Own_Suspect5343@reddit (OP)
I haven’t tested this yet. I think I’ll have time tomorrow to look into this and make a fix if needed.
spaceman_@reddit
I have gfx1151, gfx1100 and gfx1201 hardware. I'll give this a shot later today.
spaceman_@reddit
Tried to run hipfire on my desktop (gfx1100 and gfx1201) and it loads the model but doesn't produce any output at all. I haven't even enabled
HIPFIRE_MMQyet so it's not caused by OPs change.Will try on Strix Halo at another time, not working on my laptop today.

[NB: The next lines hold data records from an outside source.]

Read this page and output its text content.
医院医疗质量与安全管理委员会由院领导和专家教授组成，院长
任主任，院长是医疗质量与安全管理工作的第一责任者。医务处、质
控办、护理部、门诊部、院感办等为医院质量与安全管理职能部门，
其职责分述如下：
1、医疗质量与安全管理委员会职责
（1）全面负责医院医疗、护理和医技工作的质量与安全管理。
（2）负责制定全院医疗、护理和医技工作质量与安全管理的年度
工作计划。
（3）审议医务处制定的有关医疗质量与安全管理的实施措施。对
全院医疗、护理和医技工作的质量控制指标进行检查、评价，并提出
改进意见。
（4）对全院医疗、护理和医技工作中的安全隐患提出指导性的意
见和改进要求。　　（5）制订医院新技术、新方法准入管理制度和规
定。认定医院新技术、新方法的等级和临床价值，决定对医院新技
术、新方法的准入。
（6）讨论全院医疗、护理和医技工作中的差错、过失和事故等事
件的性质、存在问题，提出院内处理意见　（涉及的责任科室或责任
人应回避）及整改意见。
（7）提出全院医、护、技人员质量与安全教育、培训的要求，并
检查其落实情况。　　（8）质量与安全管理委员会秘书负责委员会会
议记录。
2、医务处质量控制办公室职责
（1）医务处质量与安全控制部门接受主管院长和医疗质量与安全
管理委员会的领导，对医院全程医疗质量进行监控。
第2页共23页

Glittering-Call8746@reddit
I have 7900xtx and 7900xt. It's been a year since I used them though drivers and support were horrible.. I moved to 3080 10gb . Would u be so kind to point me in the right direction to start installing with this repo ?
UnbeliebteMeinung@reddit
Please compare with llama.cpp so we see if this this is working... Without it people are just wasting time trying it out.
Own_Suspect5343@reddit (OP)
Benchmark: prefill only, Radeon 8060S /
gfx1151, 3 repeatsThis is not a perfect apples-to-apples comparison. llama.cpp is using a unsloth GGUF
Q4_K_Mmodel, while hipfire is using anMQ4model.spaceman_@reddit
Just a quick question, but does hipfire support using multiple gpus? And if yes, does it support multiple different gpus?

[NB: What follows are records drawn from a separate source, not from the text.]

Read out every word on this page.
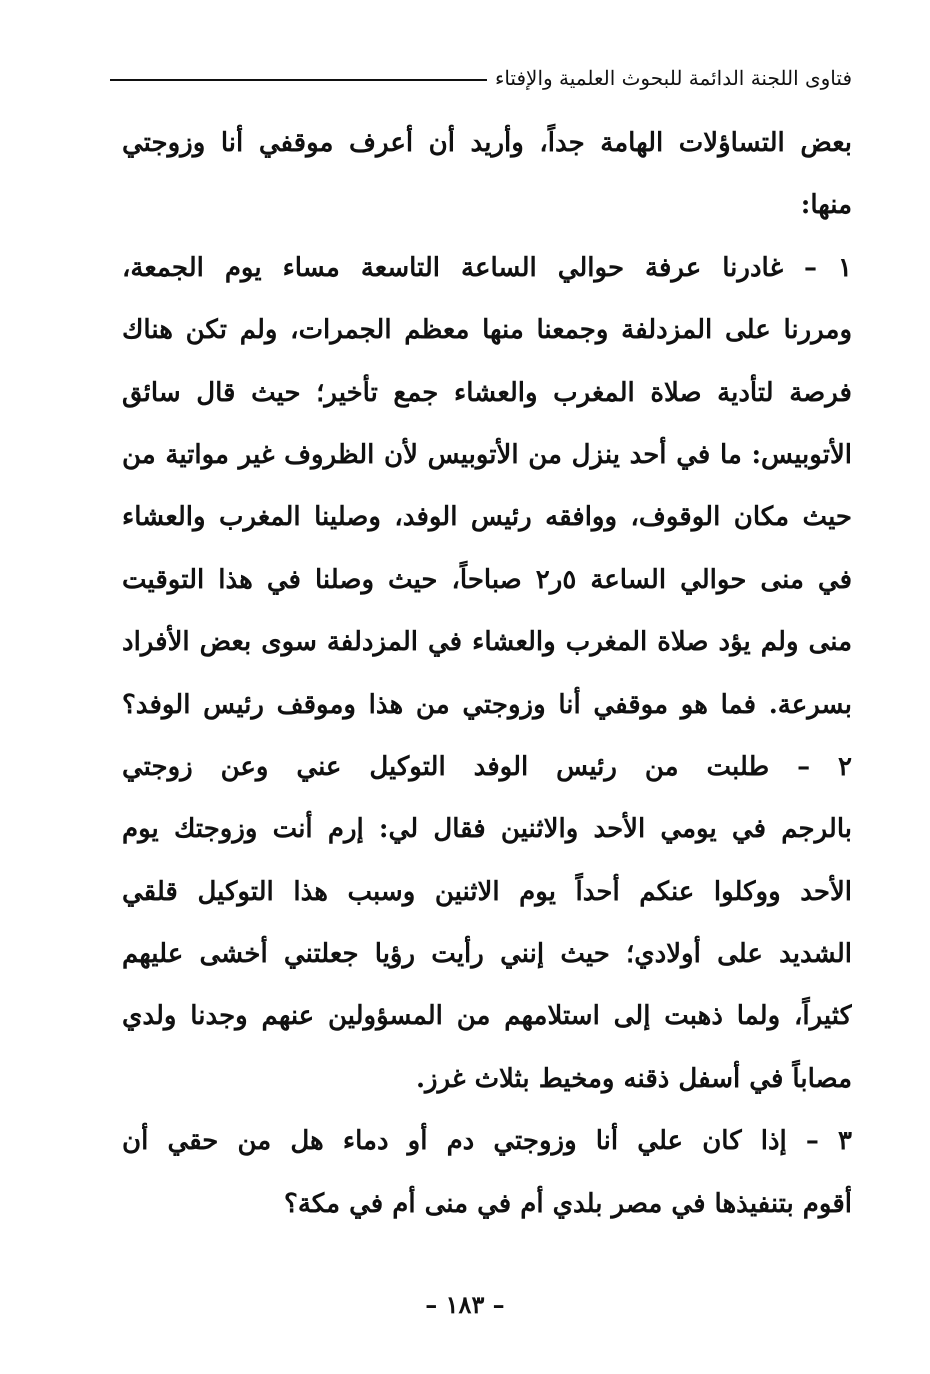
فتاوى اللجنة الدائمة للبحوث العلمية والإفتاء
بعض التساؤلات الهامة جداً، وأريد أن أعرف موقفي أنا وزوجتي
منها:
١ – غادرنا عرفة حوالي الساعة التاسعة مساء يوم الجمعة،
ومررنا على المزدلفة وجمعنا منها معظم الجمرات، ولم تكن هناك
فرصة لتأدية صلاة المغرب والعشاء جمع تأخير؛ حيث قال سائق
الأتوبيس: ما في أحد ينزل من الأتوبيس لأن الظروف غير مواتية من
حيث مكان الوقوف، ووافقه رئيس الوفد، وصلينا المغرب والعشاء
في منى حوالي الساعة ٥ر٢ صباحاً، حيث وصلنا في هذا التوقيت
منى ولم يؤد صلاة المغرب والعشاء في المزدلفة سوى بعض الأفراد
بسرعة. فما هو موقفي أنا وزوجتي من هذا وموقف رئيس الوفد؟
٢ – طلبت من رئيس الوفد التوكيل عني وعن زوجتي
بالرجم في يومي الأحد والاثنين فقال لي: إرم أنت وزوجتك يوم
الأحد ووكلوا عنكم أحداً يوم الاثنين وسبب هذا التوكيل قلقي
الشديد على أولادي؛ حيث إنني رأيت رؤيا جعلتني أخشى عليهم
كثيراً، ولما ذهبت إلى استلامهم من المسؤولين عنهم وجدنا ولدي
مصاباً في أسفل ذقنه ومخيط بثلاث غرز.
٣ – إذا كان علي أنا وزوجتي دم أو دماء هل من حقي أن
أقوم بتنفيذها في مصر بلدي أم في منى أم في مكة؟
– ١٨٣ –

Own_Suspect5343@reddit (OP)
as i know, this is not implemented now, but should appeared in the future. i can't test it
UnbeliebteMeinung@reddit
Thank you
fivetide@reddit
this is really phenomenal. thank you so much! i encountered a little issue on batch sizes <128, https://github.com/Kaden-Schutt/hipfire/pull/84 should alleviate that. <3
onyxlabyrinth1979@reddit
Nice bump. The MMQ path makes sense for prefill, you are basically turning it into what GPUs are good at. I would watch KV cache correctness over long multi turn runs, that is where subtle bugs hide. Also curious how it holds under mixed batch sizes, not just long single prompts.